According to a recent YouGov poll released last week, Americans were three times as likely to hold a favorable opinion of the MAHA movement than they were to hold an either “very” or “somewhat unfavorable” perspective. Branding aside, Americans overwhelmingly favor the major pillars of Robert F. Kennedy Jr.’s proposals to reform the food industry as secretary of Health and Human Services (HHS) even as opinions of Kennedy himself were profoundly polarized.

Majorities of both Republicans and Democrats were united in support of “requiring nutrition education in federally funded medical schools, banning certain food additives, funding research into alternative and holistic approaches to health, increasing restrictions on the use of pesticides in agriculture, and banning processed foods from public school lunches,” according to the poll.

[RELATED: Americans Want To Stop Being Fat And Unhappy But Don’t Know How]

Out of the 1,064 adults surveyed online between Nov. 19-20, respondents were most united on rules to prioritize nutritional education in medical schools, with nearly 8 in 10 who said they supported the proposal. However, as outlined in my new book Fat And Unhappy: How “Body Positivity” Is Killing Us (and How to Save Yourself), U.S. medical programs are already failing to meet the minimum standards for nutrition classes set by the National Academy of Sciences. Just 27 percent of medical schools met the academy’s recommendation of a 25-hour minimum embedded in curriculums, according to a 2010 survey.

Exactly what students are taught about nutrition in medical school meanwhile remains controversial as the public health establishment still promotes the low-fat diet as conventional wisdom. Kennedy, on the other hand, has rightfully condemned the low-fat dogma promoted by the food industry, though the YouGov survey did not go into details about how the potential new HHS secretary might reform nutrition curriculums in higher education.

Americans from both parties interviewed by YouGov also support Kennedy’s endorsement for legalizing marijuana, with 58 percent of U.S. adults claiming to either “strongly support” or “somewhat support” the idea. Respondents were less receptive to the legalization of psychedelic drugs for therapeutic purposes, restrictions on GLP-1 agonists such as Ozempic for weight loss, the removal of fluoride from public utilities, and lifted restrictions on raw milk.

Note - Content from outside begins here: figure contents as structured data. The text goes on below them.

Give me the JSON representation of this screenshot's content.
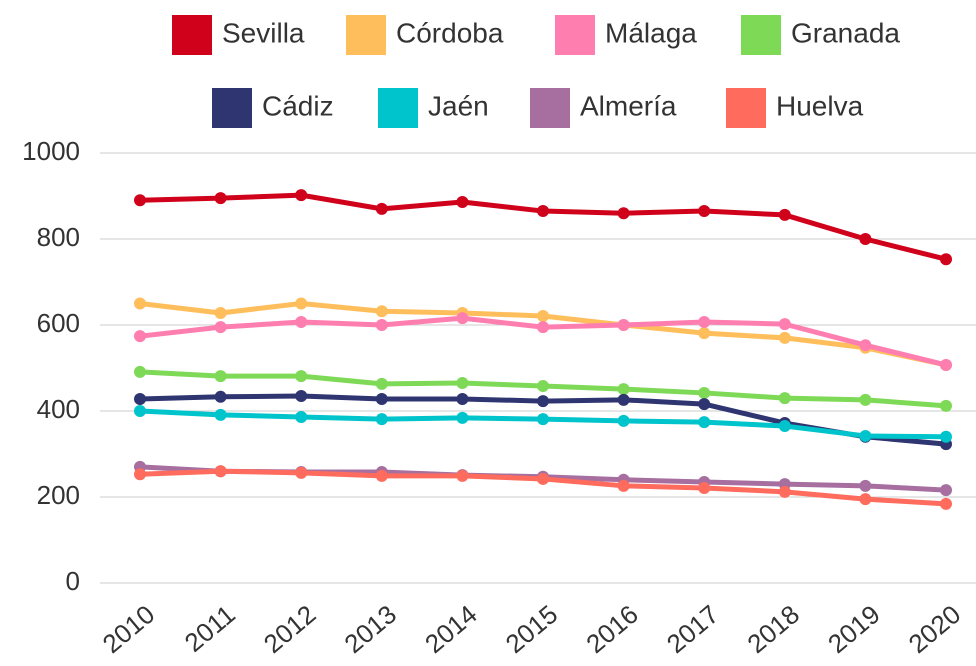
{
  "chart_data": {
    "type": "line",
    "x": [
      "2010",
      "2011",
      "2012",
      "2013",
      "2014",
      "2015",
      "2016",
      "2017",
      "2018",
      "2019",
      "2020"
    ],
    "ylim": [
      0,
      1000
    ],
    "yticks": [
      0,
      200,
      400,
      600,
      800,
      1000
    ],
    "grid": true,
    "legend": "top",
    "series": [
      {
        "name": "Sevilla",
        "color": "#d0021b",
        "values": [
          890,
          895,
          902,
          870,
          886,
          865,
          860,
          865,
          856,
          800,
          753
        ]
      },
      {
        "name": "Córdoba",
        "color": "#ffbe5c",
        "values": [
          650,
          628,
          650,
          632,
          628,
          621,
          600,
          581,
          570,
          547,
          507
        ]
      },
      {
        "name": "Málaga",
        "color": "#ff7eb0",
        "values": [
          574,
          595,
          607,
          600,
          616,
          595,
          600,
          607,
          602,
          553,
          507
        ]
      },
      {
        "name": "Granada",
        "color": "#7ed957",
        "values": [
          491,
          481,
          481,
          463,
          465,
          458,
          451,
          442,
          430,
          426,
          412
        ]
      },
      {
        "name": "Cádiz",
        "color": "#2f3571",
        "values": [
          428,
          433,
          435,
          428,
          428,
          423,
          426,
          416,
          372,
          340,
          323
        ]
      },
      {
        "name": "Jaén",
        "color": "#00c4cc",
        "values": [
          400,
          391,
          386,
          381,
          384,
          381,
          377,
          374,
          365,
          342,
          340
        ]
      },
      {
        "name": "Almería",
        "color": "#a66fa0",
        "values": [
          270,
          260,
          258,
          258,
          251,
          247,
          240,
          235,
          230,
          226,
          216
        ]
      },
      {
        "name": "Huelva",
        "color": "#ff6b5c",
        "values": [
          253,
          260,
          256,
          249,
          249,
          242,
          226,
          221,
          212,
          195,
          184
        ]
      }
    ]
  }
}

Republicans and Democrats both agreed however on 6 out of the 10 proposals presented to survey participants.

But while many of Kennedy’s plans enjoy broad bipartisan agreement, views of Kennedy himself were sharply divided.

“Far more Republicans now have positive views of Kennedy (+63) than did last year, while most Democrats now say they dislike him (-41),” YouGov reported.

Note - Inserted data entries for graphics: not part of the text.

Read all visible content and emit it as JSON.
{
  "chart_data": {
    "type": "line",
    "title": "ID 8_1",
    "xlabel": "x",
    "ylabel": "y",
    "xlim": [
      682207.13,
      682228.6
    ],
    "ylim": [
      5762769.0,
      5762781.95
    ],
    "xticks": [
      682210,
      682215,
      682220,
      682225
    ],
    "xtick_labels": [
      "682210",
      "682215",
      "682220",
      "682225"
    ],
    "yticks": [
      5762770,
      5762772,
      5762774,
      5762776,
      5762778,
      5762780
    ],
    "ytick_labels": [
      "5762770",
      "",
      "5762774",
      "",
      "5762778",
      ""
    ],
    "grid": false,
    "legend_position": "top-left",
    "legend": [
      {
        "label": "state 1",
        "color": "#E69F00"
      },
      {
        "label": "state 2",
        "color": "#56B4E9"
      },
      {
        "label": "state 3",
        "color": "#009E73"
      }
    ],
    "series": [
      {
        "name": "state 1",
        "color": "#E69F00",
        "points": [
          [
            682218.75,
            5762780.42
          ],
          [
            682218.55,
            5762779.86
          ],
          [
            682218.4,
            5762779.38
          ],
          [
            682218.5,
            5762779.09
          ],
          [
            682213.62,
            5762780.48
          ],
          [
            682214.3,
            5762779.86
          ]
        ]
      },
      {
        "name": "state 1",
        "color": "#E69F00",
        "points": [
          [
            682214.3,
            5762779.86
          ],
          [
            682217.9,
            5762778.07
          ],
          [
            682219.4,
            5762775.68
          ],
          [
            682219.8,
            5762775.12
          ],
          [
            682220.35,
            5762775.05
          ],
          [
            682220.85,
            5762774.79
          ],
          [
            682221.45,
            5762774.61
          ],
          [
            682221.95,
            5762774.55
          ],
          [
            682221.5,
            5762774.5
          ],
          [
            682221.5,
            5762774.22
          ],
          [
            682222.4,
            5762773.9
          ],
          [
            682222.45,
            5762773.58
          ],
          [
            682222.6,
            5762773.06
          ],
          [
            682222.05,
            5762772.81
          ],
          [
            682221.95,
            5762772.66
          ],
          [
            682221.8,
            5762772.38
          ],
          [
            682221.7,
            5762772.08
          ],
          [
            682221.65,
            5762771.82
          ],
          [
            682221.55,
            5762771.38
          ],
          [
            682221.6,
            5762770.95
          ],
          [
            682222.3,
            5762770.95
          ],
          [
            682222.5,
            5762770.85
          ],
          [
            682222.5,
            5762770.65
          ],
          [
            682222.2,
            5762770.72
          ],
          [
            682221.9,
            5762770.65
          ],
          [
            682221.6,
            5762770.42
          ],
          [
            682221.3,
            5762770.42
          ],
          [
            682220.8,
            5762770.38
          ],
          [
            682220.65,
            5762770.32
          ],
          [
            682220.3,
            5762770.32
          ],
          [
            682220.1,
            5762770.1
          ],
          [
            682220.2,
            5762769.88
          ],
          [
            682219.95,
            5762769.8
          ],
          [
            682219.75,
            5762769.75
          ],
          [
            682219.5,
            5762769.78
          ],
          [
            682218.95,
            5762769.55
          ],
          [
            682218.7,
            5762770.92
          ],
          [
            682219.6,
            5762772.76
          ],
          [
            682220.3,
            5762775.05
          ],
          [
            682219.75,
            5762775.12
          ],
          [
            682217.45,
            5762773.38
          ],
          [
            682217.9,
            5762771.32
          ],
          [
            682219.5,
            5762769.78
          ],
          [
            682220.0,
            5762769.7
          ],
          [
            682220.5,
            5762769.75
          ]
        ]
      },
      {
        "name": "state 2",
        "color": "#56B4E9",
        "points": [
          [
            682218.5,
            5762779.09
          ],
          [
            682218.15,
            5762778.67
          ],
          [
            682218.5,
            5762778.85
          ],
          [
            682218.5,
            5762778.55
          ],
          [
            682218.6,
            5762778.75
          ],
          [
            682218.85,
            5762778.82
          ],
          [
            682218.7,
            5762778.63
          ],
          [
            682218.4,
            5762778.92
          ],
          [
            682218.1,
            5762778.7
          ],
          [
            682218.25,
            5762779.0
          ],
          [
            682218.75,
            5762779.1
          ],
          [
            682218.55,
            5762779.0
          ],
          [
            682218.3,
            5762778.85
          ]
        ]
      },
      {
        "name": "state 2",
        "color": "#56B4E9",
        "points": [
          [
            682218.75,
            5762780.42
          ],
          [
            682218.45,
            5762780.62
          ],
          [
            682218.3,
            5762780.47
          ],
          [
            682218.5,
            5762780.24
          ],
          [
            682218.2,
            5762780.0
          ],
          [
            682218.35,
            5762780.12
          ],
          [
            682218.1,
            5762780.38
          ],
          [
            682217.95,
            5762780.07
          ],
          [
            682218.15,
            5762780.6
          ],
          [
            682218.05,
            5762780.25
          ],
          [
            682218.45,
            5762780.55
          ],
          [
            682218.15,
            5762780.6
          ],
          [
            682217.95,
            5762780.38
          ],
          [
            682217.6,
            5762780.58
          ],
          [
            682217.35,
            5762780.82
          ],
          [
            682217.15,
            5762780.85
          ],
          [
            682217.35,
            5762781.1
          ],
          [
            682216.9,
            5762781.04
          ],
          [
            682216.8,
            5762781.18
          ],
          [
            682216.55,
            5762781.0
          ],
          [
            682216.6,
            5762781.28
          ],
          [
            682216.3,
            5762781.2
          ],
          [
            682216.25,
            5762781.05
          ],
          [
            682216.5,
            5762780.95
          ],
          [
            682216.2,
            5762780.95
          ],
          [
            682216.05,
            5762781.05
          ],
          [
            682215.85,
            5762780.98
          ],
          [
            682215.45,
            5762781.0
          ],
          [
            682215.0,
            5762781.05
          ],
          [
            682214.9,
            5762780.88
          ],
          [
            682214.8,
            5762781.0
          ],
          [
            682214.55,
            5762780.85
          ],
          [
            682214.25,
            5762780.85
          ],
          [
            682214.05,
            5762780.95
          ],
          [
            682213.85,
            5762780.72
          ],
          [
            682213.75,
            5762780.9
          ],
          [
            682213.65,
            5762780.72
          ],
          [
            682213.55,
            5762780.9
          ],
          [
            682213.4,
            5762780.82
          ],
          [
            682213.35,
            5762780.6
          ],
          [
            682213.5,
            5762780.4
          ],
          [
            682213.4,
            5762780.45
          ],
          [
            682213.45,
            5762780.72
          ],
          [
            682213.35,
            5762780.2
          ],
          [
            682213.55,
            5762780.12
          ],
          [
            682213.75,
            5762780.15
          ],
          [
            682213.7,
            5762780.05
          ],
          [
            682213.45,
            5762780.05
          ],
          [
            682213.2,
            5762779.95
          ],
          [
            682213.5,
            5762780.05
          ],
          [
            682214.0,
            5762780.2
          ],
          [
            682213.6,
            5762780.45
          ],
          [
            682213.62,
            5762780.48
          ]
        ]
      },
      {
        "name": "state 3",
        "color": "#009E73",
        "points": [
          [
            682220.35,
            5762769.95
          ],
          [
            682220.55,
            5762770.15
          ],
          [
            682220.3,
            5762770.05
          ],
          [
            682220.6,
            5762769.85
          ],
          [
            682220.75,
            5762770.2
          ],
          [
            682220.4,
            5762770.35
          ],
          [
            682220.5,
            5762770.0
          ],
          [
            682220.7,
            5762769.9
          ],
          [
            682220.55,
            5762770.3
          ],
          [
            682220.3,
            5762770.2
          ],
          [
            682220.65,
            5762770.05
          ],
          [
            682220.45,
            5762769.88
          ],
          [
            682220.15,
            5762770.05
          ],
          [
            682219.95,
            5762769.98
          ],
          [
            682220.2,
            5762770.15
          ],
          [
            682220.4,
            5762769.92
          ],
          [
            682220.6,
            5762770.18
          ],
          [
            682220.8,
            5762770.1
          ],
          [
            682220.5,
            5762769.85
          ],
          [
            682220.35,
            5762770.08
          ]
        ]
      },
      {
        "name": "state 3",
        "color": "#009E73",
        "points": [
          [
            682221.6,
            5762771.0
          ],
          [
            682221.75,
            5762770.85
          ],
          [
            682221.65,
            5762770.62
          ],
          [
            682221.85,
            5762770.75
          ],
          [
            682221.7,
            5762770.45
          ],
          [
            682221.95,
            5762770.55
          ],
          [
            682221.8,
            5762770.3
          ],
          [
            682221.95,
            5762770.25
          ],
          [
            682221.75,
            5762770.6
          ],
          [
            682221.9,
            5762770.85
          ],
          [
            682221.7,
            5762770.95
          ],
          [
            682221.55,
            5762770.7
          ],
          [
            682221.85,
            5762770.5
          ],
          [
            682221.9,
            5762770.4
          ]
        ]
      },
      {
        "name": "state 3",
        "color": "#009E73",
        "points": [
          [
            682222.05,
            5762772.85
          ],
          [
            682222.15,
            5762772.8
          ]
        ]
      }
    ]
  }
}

Kennedy still faces an uphill confirmation battle among senators on the Finance Committee who have raked in nearly $7 million from the pharmaceutical industry over the past half decade, according to a Federalist analysis.

If confirmed, one of Kennedy’s first battles is likely to be President Joe Biden’s late effort to implement a $35 billion subsidy for the pharmaceutical industry’s lucrative new weight loss drugs. Last month, the Biden administration’s HHS unveiled a proposal to cover popular diabetes medications for weight loss under federal insurance programs, of which Kennedy has been a consistent skeptic.